BIS: Basel III capital ratios surpassed pre-pandemic levels in H2 2022

  • Initial Basel III capital ratios increased above pre-pandemic levels in the second half of 2022 and liquidity coverage ratios declined but remained above pre-pandemic levels.
  • The average impact of the final Basel III framework on Tier 1 minimum required capital of the largest global banks (+3.0%) increased by 20 basis points since the first half of 2022 (+2.8%).

The Bank for International Settlements released a report showing that after a downturn in the first half of 2022, initial Basel III capital ratios for a sample of the largest global banks increased above pre-pandemic levels in the second half of 2022. The leverage ratio further increased on average, driven by Europe and the Americas, after showing an overall decrease during the pandemic period.

The dividend payout ratio continued its upward trend as banks no longer faced restrictions on dividends that member jurisdictions introduced at the onset of the pandemic.

For the reporting period, the average impact of the fully phased-in final Basel III framework on the Tier 1 minimum required capital (MRC) of Group 1 banks was +3.0%, compared with +2.8% at end-June 2022. Group 1 banks reported total regulatory capital shortfalls amounting to €3.2 billion, compared with a shortfall of €7.8 billion at end-June 2022.

Group 1 banks are defined as internationally active banks that have Tier 1 capital of more than €3 billion ($3.2bn) and include 29 institutions that have been designated as global systemically important banks (G‑SIBs).

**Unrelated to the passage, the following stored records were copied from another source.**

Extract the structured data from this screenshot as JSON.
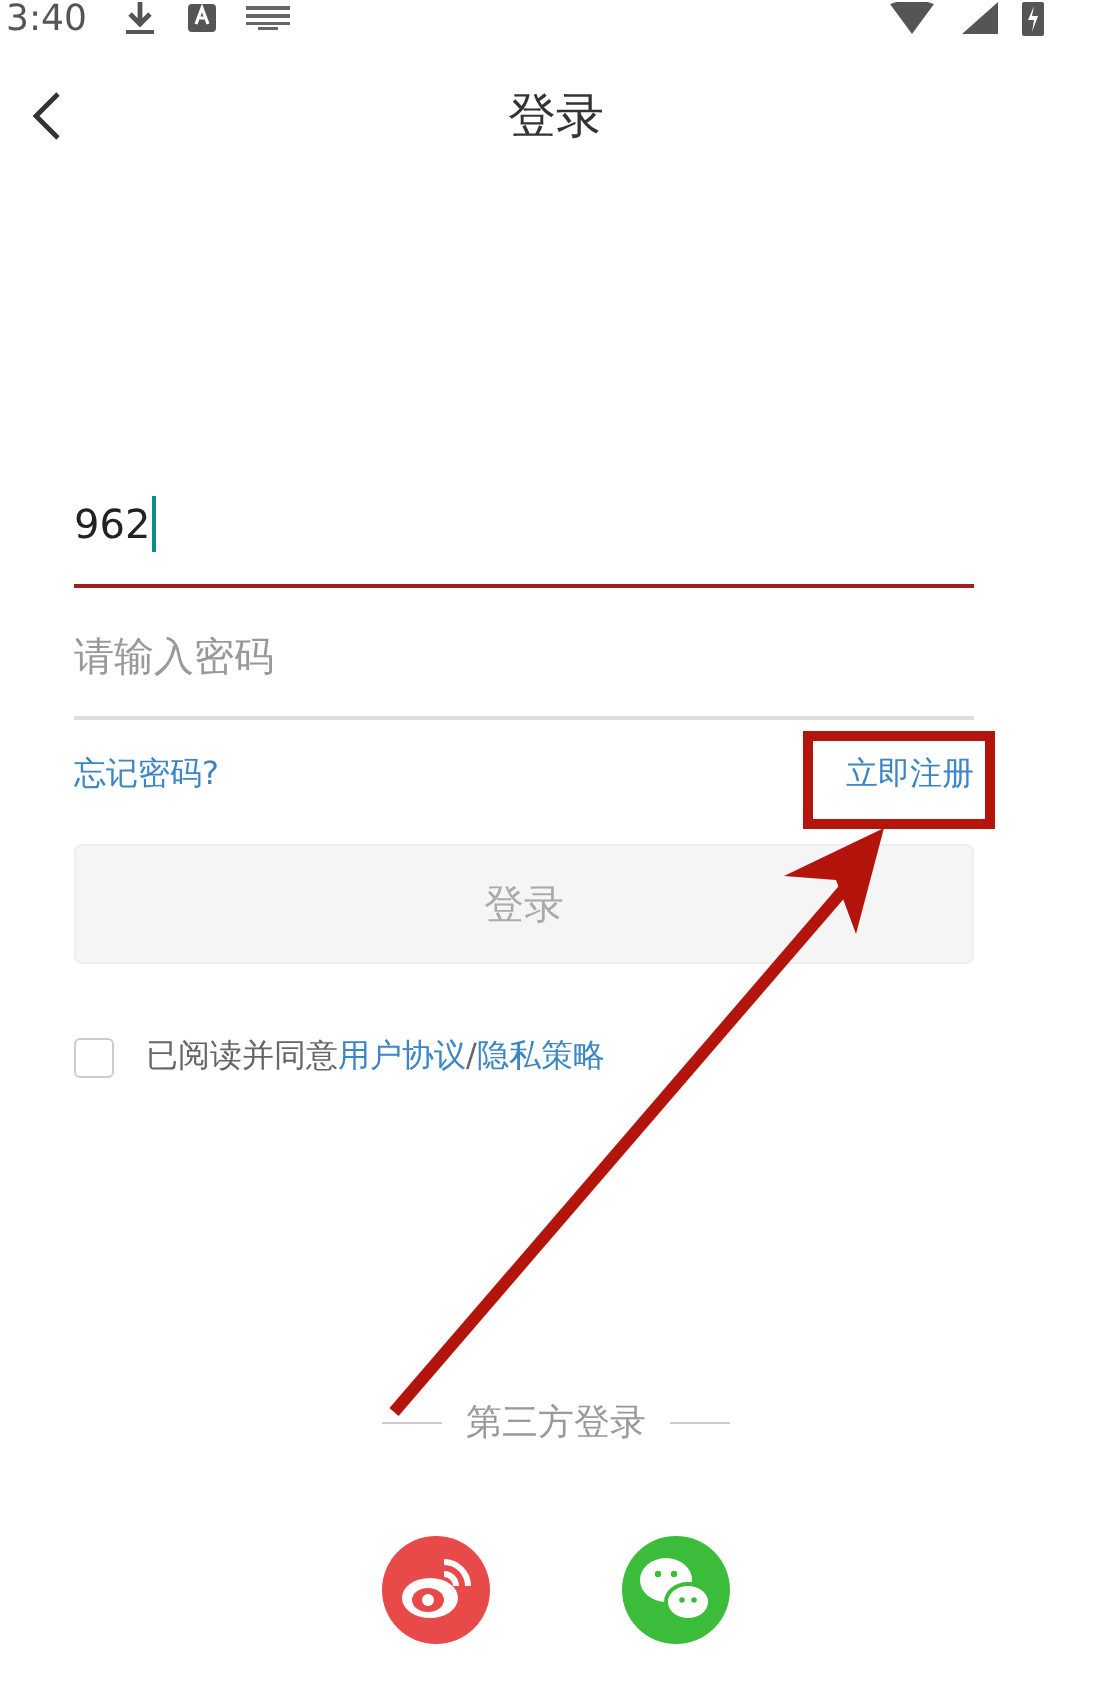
{
  "status_bar": {
    "time": "3:40"
  },
  "header": {
    "title": "登录"
  },
  "phone_field": {
    "value": "962",
    "focused": true
  },
  "password_field": {
    "placeholder": "请输入密码"
  },
  "links": {
    "forgot": "忘记密码?",
    "register": "立即注册"
  },
  "login_button": {
    "label": "登录",
    "disabled": true
  },
  "agreement": {
    "checked": false,
    "parts": [
      {
        "text": "已阅读并同意",
        "kind": "plain"
      },
      {
        "text": "用户协议",
        "kind": "link"
      },
      {
        "text": "/",
        "kind": "plain"
      },
      {
        "text": "隐私策略",
        "kind": "link"
      }
    ]
  },
  "third_party": {
    "label": "第三方登录",
    "providers": [
      {
        "kind": "swirl"
      },
      {
        "kind": "chat"
      }
    ]
  },
  "annotation": {
    "shown": true
  }
}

The monitoring exercises also collect bank data on Basel III liquidity requirements. The weighted average Liquidity Coverage Ratio (LCR) decreased from the prior reporting period to 132.0% for Group 1 banks but remained close to pre-pandemic levels. For this reporting period, three Group 1 banks reported an LCR below the minimum requirement of 100%.

The weighted average Net Stable Funding Ratio (NSFR) increased to 124.4% for Group 1 banks. For this reporting period, all banks reported an NSFR above the minimum requirement of 100%.

Overview of results  
  30 June 20221 31 December 2022
Group 1 Of which:
G-SIBs
Group 1 Of which:
G-SIBs
Initial Basel III framework        
CET1 ratio (%) 12.7 12.6 13.1 13.1
Target capital shortfalls (€ bn)2 0.0 0.0 0.0 0.0
TLAC shortfall 2022 minimum (€ bn) 35.1 35.1 34.4 34.4
Total accounting assets (€ bn) 81,839 59,482 80,915 55,405
Leverage ratio (%)3 5.8 5.7 6.1 5.9
LCR (%) 138.2 137.5 132.0 134.2
NSFR (%) 123.5 125.2 124.4 126.7
Fully phased-in final Basel III framework (2028)        
Change in Tier 1 MRC at the target level (%) 2.8 3.2 3.0 2.9
CET1 ratio (%) 12.5 12.5 12.7 12.8
Target capital shortfalls (€ bn); of which: 7.8 7.8 3.2 3.2
       CET1 3.5 3.5 0.0 0.0
       Additional Tier 1 1.9 1.9 0.0 0.0
       Tier 2 2.4 2.4 3.2 3.2
TLAC shortfall 2022 minimum (€ bn) 29.8 29.8 37.4 37.4
Leverage ratio (%)3 6.0 5.9 6.1 6.0
CET1 = Common Equity Tier 1; LCR = Liquidity Coverage Ratio; MRC = minimum required capital; NSFR = Net Stable Funding Ratio; TLAC = total loss-absorbing capacity.

1  The values for the previous period may slightly differ from those published in the end-December 2021 report at the time of its release. This is caused by data resubmissions for previous periods to improve the underlying data quality.    2  Uses the 2017 definition of the leverage ratio exposure measure.    3  The leverage ratios reflect temporary exclusions from leverage exposures introduced in some jurisdictions.